In certain processes such as catalysis, for instance, silica (aka silicon dioxide or SiO2) in the form of a whitish powder is used as a support—the catalyst is attached to the powder grains, which in turn carry it into the process. While silica does not participate directly in the catalysis, the surface molecular composition of the silica grains can influence its effectiveness if the chemical group is predominantly hydrophilic or hydrophobic. The researchers found that if the silica tends to have hydrophilic silanol groups on its surface, it attracts water molecules, in effect forming a "soft barrier" of water molecules that reactants would have to overcome to somehow penetrate to proceed with the desired process or reaction.
"There are always dynamics and the water molecules must exchange their positions, and so that's why it's complicated," said UCSB chemical engineering professor Jacob Israelachvili, whose surface forces apparatus (SFA) measured interaction forces between silica surfaces across water. "You have to break some bond in order for this other bond to form. And that can take time."
It's not just the mere presence of the silanol groups that can affect water adhesion to silica surfaces. The researchers were puzzled by a nonlinear drop in surface water diffusivity—as measured by the Overhauser dynamic nuclear polarization apparatus in the Han lab—as the chemical composition of the silica surface moved from hydrophobic to hydrophilic. That mystery was subsequently solved by UCSB chemical engineering professor Scott Shell and his graduate student Jacob Monroe, whose computer simulations revealed the relative arrangement of silanol and siloxane groups on the surface also had an influence on water adhesion.
"If you have the same fraction of water-liking groups and water-disliking groups, by just rearranging them spatially, you can vary water mobility significantly," Han said.
Catalyst-driven processes are not the only thing that can be improved with a molecular understanding of silica-water adhesion. Filtration and chromatography may also be improved.

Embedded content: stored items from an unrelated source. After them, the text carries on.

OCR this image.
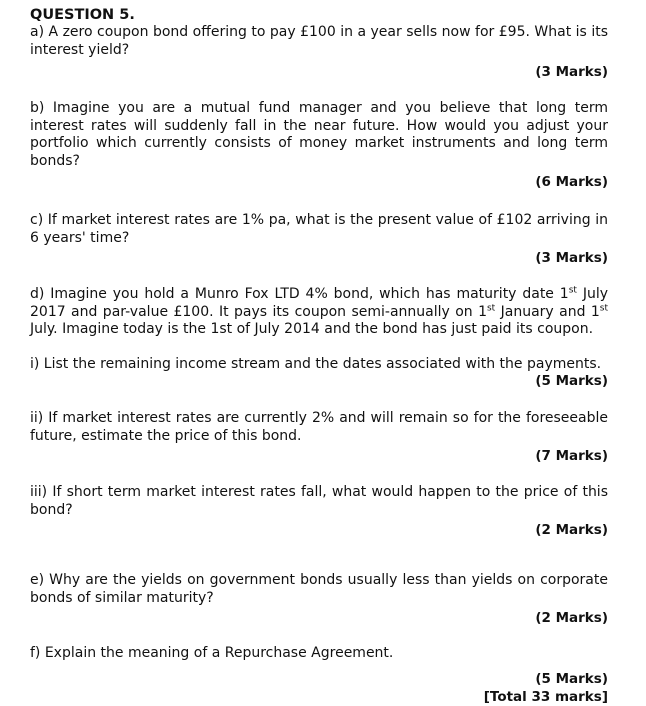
QUESTION 5.

a) A zero coupon bond offering to pay £100 in a year sells now for £95. What is its interest yield?

(3 Marks)

b) Imagine you are a mutual fund manager and you believe that long term interest rates will suddenly fall in the near future. How would you adjust your portfolio which currently consists of money market instruments and long term bonds?

(6 Marks)

c) If market interest rates are 1% pa, what is the present value of £102 arriving in 6 years' time?

(3 Marks)

d) Imagine you hold a Munro Fox LTD 4% bond, which has maturity date 1st July 2017 and par-value £100. It pays its coupon semi-annually on 1st January and 1st July. Imagine today is the 1st of July 2014 and the bond has just paid its coupon.

i) List the remaining income stream and the dates associated with the payments.

(5 Marks)

ii) If market interest rates are currently 2% and will remain so for the foreseeable future, estimate the price of this bond.

(7 Marks)

iii) If short term market interest rates fall, what would happen to the price of this bond?

(2 Marks)

e) Why are the yields on government bonds usually less than yields on corporate bonds of similar maturity?

(2 Marks)

f) Explain the meaning of a Repurchase Agreement.

(5 Marks)

[Total 33 marks]
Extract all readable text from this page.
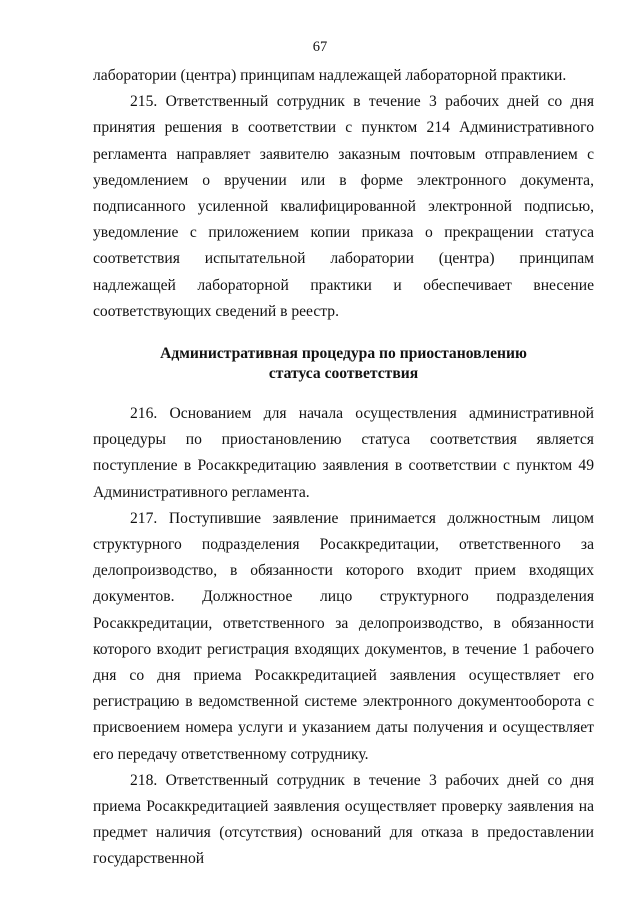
67

лаборатории (центра) принципам надлежащей лабораторной практики.

215. Ответственный сотрудник в течение 3 рабочих дней со дня принятия решения в соответствии с пунктом 214 Административного регламента направляет заявителю заказным почтовым отправлением с уведомлением о вручении или в форме электронного документа, подписанного усиленной квалифицированной электронной подписью, уведомление с приложением копии приказа о прекращении статуса соответствия испытательной лаборатории (центра) принципам надлежащей лабораторной практики и обеспечивает внесение соответствующих сведений в реестр.

Административная процедура по приостановлению
статуса соответствия

216. Основанием для начала осуществления административной процедуры по приостановлению статуса соответствия является поступление в Росаккредитацию заявления в соответствии с пунктом 49 Административного регламента.

217. Поступившие заявление принимается должностным лицом структурного подразделения Росаккредитации, ответственного за делопроизводство, в обязанности которого входит прием входящих документов. Должностное лицо структурного подразделения Росаккредитации, ответственного за делопроизводство, в обязанности которого входит регистрация входящих документов, в течение 1 рабочего дня со дня приема Росаккредитацией заявления осуществляет его регистрацию в ведомственной системе электронного документооборота с присвоением номера услуги и указанием даты получения и осуществляет его передачу ответственному сотруднику.

218. Ответственный сотрудник в течение 3 рабочих дней со дня приема Росаккредитацией заявления осуществляет проверку заявления на предмет наличия (отсутствия) оснований для отказа в предоставлении государственной
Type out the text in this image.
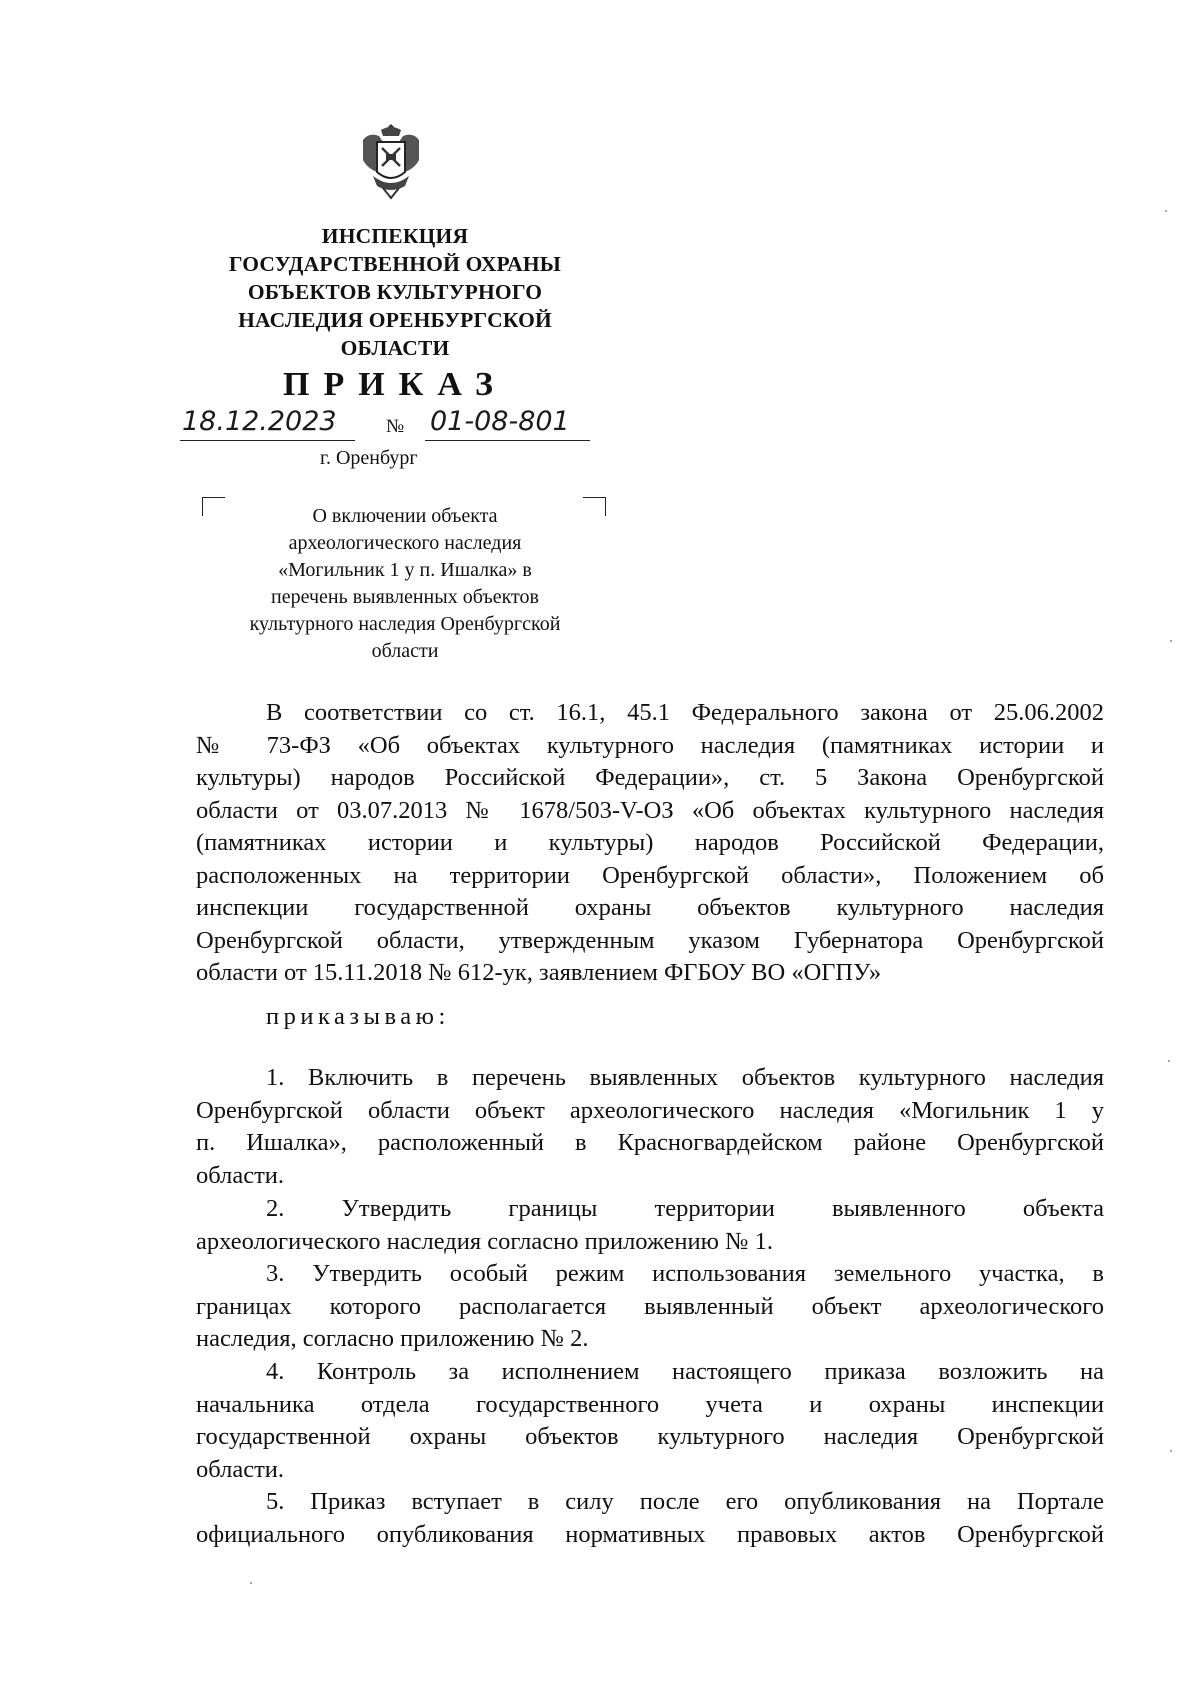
ИНСПЕКЦИЯ
ГОСУДАРСТВЕННОЙ ОХРАНЫ
ОБЪЕКТОВ КУЛЬТУРНОГО
НАСЛЕДИЯ ОРЕНБУРГСКОЙ
ОБЛАСТИ
ПРИКАЗ
18.12.2023	№ 01-08-801
г. Оренбург
О включении объекта
археологического наследия
«Могильник 1 у п. Ишалка» в
перечень выявленных объектов
культурного наследия Оренбургской
области
В соответствии со ст. 16.1, 45.1 Федерального закона от 25.06.2002
№ 73-ФЗ «Об объектах культурного наследия (памятниках истории и
культуры) народов Российской Федерации», ст. 5 Закона Оренбургской
области от 03.07.2013 № 1678/503-V-ОЗ «Об объектах культурного наследия
(памятниках истории и культуры) народов Российской Федерации,
расположенных на территории Оренбургской области», Положением об
инспекции государственной охраны объектов культурного наследия
Оренбургской области, утвержденным указом Губернатора Оренбургской
области от 15.11.2018 № 612-ук, заявлением ФГБОУ ВО «ОГПУ»
приказываю:
1. Включить в перечень выявленных объектов культурного наследия
Оренбургской области объект археологического наследия «Могильник 1 у
п. Ишалка», расположенный в Красногвардейском районе Оренбургской
области.
2. Утвердить границы территории выявленного объекта
археологического наследия согласно приложению № 1.
3. Утвердить особый режим использования земельного участка, в
границах которого располагается выявленный объект археологического
наследия, согласно приложению № 2.
4. Контроль за исполнением настоящего приказа возложить на
начальника отдела государственного учета и охраны инспекции
государственной охраны объектов культурного наследия Оренбургской
области.
5. Приказ вступает в силу после его опубликования на Портале
официального опубликования нормативных правовых актов Оренбургской
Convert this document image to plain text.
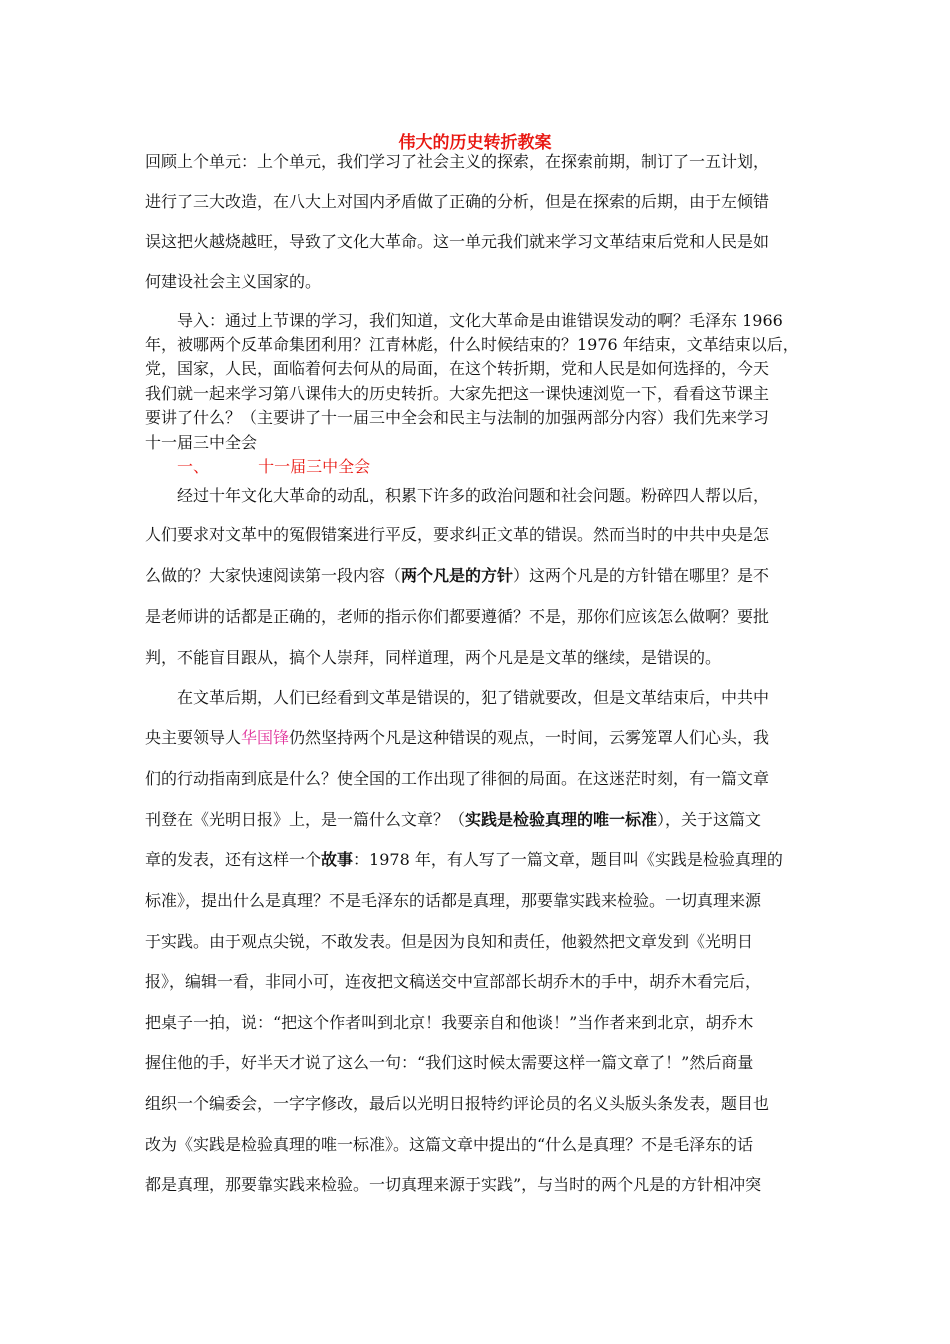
伟大的历史转折教案
回顾上个单元：上个单元，我们学习了社会主义的探索，在探索前期，制订了一五计划，
进行了三大改造，在八大上对国内矛盾做了正确的分析，但是在探索的后期，由于左倾错
误这把火越烧越旺，导致了文化大革命。这一单元我们就来学习文革结束后党和人民是如
何建设社会主义国家的。
导入：通过上节课的学习，我们知道，文化大革命是由谁错误发动的啊？毛泽东 1966
年，被哪两个反革命集团利用？江青林彪，什么时候结束的？1976 年结束，文革结束以后，
党，国家，人民，面临着何去何从的局面，在这个转折期，党和人民是如何选择的，今天
我们就一起来学习第八课伟大的历史转折。大家先把这一课快速浏览一下，看看这节课主
要讲了什么？（主要讲了十一届三中全会和民主与法制的加强两部分内容）我们先来学习
十一届三中全会
一、	十一届三中全会
经过十年文化大革命的动乱，积累下许多的政治问题和社会问题。粉碎四人帮以后，
人们要求对文革中的冤假错案进行平反，要求纠正文革的错误。然而当时的中共中央是怎
么做的？大家快速阅读第一段内容（两个凡是的方针）这两个凡是的方针错在哪里？是不
是老师讲的话都是正确的，老师的指示你们都要遵循？不是，那你们应该怎么做啊？要批
判，不能盲目跟从，搞个人崇拜，同样道理，两个凡是是文革的继续，是错误的。
在文革后期，人们已经看到文革是错误的，犯了错就要改，但是文革结束后，中共中
央主要领导人华国锋仍然坚持两个凡是这种错误的观点，一时间，云雾笼罩人们心头，我
们的行动指南到底是什么？使全国的工作出现了徘徊的局面。在这迷茫时刻，有一篇文章
刊登在《光明日报》上，是一篇什么文章？（实践是检验真理的唯一标准），关于这篇文
章的发表，还有这样一个故事：1978 年，有人写了一篇文章，题目叫《实践是检验真理的
标准》，提出什么是真理？不是毛泽东的话都是真理，那要靠实践来检验。一切真理来源
于实践。由于观点尖锐，不敢发表。但是因为良知和责任，他毅然把文章发到《光明日
报》，编辑一看，非同小可，连夜把文稿送交中宣部部长胡乔木的手中，胡乔木看完后，
把桌子一拍，说：“把这个作者叫到北京！我要亲自和他谈！”当作者来到北京，胡乔木
握住他的手，好半天才说了这么一句：“我们这时候太需要这样一篇文章了！”然后商量
组织一个编委会，一字字修改，最后以光明日报特约评论员的名义头版头条发表，题目也
改为《实践是检验真理的唯一标准》。这篇文章中提出的“什么是真理？不是毛泽东的话
都是真理，那要靠实践来检验。一切真理来源于实践”，与当时的两个凡是的方针相冲突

"It's also important in cleanroom procedures, nanofabrication and microprocessor formation," said Schrader, who pointed out that microprocessors are fabricated on silicon wafer substrates with a thin layer of glass, upon which circuits are laid. "It's important to understand how the actual surface of the silicon wafer looks on a chemical level and how these different metal layers that they deposit on it stick to it and how they appear."